Last month, a court in another city near Moscow, Sergiyev Posad, ordered the Moscow Metropolitan Company to reinstate accountant Maksim Kirilenko, who was fired for a similar offense.

Overall, 42 workers at the company sued for being fired after they joined the online pro-Navalny campaign earlier this year.

A Moscow municipal lawmaker, Mikhail Timonov, said earlier that the Moscow subway administration had decided to fire hundreds of its workers, whose names or those of their relatives were among individuals who expressed their support to Navalny on the Internet.

The online campaign called "Freedom for Navalny" was launched in late March by the Kremlin critic's associates.

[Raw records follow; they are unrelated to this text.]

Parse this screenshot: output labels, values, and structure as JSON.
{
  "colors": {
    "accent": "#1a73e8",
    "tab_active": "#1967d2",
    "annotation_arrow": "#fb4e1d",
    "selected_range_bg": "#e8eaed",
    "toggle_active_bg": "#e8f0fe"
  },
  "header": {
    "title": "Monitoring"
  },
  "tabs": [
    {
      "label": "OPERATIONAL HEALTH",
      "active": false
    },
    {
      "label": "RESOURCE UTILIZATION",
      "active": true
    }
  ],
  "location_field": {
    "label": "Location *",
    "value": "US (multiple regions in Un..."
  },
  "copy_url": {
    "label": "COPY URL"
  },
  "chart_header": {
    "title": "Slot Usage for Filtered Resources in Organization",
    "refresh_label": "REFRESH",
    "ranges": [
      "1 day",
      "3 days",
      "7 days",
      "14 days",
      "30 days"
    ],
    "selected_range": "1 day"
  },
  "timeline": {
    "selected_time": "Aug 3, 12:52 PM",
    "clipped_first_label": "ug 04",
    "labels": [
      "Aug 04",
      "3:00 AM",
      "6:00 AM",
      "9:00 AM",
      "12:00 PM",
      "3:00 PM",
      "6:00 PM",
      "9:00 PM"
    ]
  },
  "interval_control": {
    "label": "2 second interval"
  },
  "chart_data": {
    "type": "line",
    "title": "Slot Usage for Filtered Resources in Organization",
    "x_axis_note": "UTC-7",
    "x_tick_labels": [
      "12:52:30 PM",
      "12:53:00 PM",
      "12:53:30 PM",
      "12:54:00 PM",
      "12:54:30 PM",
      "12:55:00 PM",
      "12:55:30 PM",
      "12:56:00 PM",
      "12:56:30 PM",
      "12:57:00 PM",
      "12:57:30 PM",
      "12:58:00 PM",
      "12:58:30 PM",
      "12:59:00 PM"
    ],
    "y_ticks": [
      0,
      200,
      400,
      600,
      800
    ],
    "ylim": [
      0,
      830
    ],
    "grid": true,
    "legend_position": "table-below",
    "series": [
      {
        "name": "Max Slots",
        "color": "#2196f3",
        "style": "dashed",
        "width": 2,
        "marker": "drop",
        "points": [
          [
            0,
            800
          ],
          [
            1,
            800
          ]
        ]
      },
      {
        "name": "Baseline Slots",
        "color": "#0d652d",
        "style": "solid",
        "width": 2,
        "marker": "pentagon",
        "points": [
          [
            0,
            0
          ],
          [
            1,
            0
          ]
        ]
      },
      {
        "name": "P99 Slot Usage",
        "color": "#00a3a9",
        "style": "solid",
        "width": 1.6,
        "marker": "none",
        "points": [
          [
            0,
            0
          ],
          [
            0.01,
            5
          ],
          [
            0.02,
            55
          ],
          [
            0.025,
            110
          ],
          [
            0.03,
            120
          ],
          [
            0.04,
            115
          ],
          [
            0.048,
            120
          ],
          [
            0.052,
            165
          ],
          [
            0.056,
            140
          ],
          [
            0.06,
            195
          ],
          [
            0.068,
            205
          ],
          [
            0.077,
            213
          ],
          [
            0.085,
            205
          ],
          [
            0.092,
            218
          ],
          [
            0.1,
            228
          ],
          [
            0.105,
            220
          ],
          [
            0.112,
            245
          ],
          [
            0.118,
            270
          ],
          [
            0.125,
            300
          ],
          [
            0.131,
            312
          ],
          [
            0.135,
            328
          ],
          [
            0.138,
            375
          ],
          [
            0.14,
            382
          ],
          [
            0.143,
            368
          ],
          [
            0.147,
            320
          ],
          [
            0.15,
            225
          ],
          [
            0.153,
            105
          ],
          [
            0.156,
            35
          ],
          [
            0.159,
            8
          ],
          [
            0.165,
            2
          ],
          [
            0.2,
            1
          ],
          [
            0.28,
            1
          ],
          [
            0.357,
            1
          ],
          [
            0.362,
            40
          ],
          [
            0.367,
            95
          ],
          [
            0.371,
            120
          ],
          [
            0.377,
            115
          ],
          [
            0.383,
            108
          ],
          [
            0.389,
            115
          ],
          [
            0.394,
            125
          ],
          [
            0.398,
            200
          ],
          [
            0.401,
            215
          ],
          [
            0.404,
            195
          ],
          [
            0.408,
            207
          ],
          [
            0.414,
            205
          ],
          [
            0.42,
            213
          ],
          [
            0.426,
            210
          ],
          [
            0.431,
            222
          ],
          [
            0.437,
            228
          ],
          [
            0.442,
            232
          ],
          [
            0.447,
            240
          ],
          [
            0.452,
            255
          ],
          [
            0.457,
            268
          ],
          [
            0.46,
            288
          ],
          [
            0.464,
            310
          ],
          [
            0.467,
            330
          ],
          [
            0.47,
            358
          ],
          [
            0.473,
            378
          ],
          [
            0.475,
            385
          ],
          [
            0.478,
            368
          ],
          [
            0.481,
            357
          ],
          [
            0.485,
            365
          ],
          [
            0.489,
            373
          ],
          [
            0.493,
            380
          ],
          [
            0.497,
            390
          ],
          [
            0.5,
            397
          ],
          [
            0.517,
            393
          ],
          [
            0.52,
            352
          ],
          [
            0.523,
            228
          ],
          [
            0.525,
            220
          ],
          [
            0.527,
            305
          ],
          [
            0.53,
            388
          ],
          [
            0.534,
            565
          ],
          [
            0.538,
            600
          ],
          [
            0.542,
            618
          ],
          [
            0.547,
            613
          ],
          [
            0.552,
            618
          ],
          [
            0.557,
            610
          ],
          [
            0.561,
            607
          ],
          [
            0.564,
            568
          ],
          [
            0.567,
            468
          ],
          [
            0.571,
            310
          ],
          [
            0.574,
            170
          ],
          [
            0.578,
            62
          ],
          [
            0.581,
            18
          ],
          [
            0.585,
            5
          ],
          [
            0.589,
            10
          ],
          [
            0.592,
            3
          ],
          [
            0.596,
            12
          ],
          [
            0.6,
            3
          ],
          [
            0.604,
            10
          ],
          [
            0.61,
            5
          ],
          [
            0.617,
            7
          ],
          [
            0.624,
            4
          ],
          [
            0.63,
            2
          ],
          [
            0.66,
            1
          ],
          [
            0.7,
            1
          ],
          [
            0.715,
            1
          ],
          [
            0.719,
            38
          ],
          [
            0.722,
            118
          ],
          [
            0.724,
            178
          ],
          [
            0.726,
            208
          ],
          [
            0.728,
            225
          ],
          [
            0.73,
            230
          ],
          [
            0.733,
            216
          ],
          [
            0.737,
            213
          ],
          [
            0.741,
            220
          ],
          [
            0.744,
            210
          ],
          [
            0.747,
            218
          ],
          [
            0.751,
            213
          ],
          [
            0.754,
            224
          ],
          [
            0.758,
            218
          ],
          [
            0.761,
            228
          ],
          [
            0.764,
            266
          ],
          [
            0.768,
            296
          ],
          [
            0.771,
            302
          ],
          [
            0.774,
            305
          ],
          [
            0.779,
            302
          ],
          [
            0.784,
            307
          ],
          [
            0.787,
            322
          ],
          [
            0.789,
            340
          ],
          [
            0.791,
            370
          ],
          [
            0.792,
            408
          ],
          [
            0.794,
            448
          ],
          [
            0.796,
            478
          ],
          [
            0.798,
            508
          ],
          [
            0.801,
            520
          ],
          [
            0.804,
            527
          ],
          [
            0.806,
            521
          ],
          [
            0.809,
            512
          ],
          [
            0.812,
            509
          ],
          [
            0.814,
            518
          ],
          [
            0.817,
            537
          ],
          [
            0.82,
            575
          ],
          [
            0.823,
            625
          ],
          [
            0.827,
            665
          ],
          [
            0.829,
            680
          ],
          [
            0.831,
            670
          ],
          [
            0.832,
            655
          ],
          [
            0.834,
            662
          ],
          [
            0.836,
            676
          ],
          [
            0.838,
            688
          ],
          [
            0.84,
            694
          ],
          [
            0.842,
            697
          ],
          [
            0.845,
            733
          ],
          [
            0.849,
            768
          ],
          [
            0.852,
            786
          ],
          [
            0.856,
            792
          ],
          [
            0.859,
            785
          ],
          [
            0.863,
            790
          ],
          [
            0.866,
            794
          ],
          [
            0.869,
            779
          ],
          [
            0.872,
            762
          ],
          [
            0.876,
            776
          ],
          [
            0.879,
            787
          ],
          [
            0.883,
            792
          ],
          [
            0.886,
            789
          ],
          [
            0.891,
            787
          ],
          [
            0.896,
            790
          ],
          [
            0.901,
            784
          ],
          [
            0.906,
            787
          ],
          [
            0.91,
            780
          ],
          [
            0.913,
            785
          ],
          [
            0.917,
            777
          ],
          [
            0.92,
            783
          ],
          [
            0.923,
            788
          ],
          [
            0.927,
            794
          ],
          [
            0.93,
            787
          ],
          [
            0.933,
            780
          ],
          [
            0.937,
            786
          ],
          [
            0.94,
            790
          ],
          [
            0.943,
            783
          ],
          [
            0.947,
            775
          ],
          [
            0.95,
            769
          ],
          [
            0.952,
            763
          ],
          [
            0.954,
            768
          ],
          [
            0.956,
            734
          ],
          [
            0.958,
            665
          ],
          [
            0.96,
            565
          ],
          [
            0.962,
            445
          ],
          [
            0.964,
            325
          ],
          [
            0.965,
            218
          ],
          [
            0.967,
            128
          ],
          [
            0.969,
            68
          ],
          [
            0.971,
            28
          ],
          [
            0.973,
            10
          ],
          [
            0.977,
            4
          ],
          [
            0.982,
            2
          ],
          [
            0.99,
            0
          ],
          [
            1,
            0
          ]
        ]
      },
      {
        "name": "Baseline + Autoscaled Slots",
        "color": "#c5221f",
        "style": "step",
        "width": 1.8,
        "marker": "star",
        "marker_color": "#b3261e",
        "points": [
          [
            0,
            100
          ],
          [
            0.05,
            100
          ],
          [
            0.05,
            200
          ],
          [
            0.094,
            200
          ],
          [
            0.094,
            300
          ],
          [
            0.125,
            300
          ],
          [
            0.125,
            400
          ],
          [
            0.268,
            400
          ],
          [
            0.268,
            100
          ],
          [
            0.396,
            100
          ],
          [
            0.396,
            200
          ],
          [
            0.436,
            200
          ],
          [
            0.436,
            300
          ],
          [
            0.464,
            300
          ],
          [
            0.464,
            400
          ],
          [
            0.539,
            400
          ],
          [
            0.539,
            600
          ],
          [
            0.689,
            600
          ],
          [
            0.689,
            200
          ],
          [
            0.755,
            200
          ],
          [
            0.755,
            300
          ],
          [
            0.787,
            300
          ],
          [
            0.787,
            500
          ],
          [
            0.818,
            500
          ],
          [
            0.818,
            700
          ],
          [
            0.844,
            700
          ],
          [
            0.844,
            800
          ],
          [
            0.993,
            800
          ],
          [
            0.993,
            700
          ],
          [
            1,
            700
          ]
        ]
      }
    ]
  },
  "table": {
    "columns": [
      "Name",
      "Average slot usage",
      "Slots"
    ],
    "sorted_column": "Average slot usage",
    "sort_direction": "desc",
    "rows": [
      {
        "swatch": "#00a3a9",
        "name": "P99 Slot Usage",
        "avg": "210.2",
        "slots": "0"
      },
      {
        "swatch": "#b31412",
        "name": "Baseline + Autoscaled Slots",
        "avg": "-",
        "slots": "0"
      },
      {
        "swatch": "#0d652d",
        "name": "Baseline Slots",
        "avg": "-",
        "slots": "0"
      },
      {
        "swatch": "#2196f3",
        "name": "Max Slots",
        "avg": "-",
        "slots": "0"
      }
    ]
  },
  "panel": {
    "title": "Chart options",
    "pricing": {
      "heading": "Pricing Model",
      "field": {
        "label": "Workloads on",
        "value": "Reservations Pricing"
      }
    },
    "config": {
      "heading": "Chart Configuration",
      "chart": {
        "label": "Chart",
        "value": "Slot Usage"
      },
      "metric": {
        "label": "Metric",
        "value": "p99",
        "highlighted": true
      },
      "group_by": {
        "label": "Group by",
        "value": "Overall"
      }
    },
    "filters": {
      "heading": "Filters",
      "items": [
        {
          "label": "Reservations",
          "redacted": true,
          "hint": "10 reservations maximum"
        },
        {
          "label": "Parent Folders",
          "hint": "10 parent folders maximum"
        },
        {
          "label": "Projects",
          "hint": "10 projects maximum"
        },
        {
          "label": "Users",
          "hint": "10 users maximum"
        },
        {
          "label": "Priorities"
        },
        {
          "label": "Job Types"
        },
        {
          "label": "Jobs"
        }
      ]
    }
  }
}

In mid-April, Navalny's associate Leonid Volkov said that a former worker at Navalny’s Anti-Corruption Foundation had "stolen" all personal data of those who registered at the pro-Navalny site.

Navalny was arrested on January 17 after returning to Russia from Germany, where he went through a life-saving treatment for poisoning with a Novichok-type nerve agent that he says was ordered by Russian President Vladimir Putin.

The Kremlin has denied any role in the incident, which was the latest of numerous attacks on Navalny.

More than 10,000 people were rounded up during nationwide rallies protesting Navalny's arrest organized in more than 100 Russian towns and cities on January 23 and January 31.

On February 2, Navalny was convicted of violating the terms of his suspended sentence related to an embezzlement case that he has called politically motivated. The remainder of Navalny's suspended sentence, 2 1/2 years, was then replaced by a real prison term.

That ruling sparked new protests that were also forcibly dispersed by police.

More than 1,400 people were detained by police in Moscow, St. Petersburg, and other Russian cities during those demonstrations.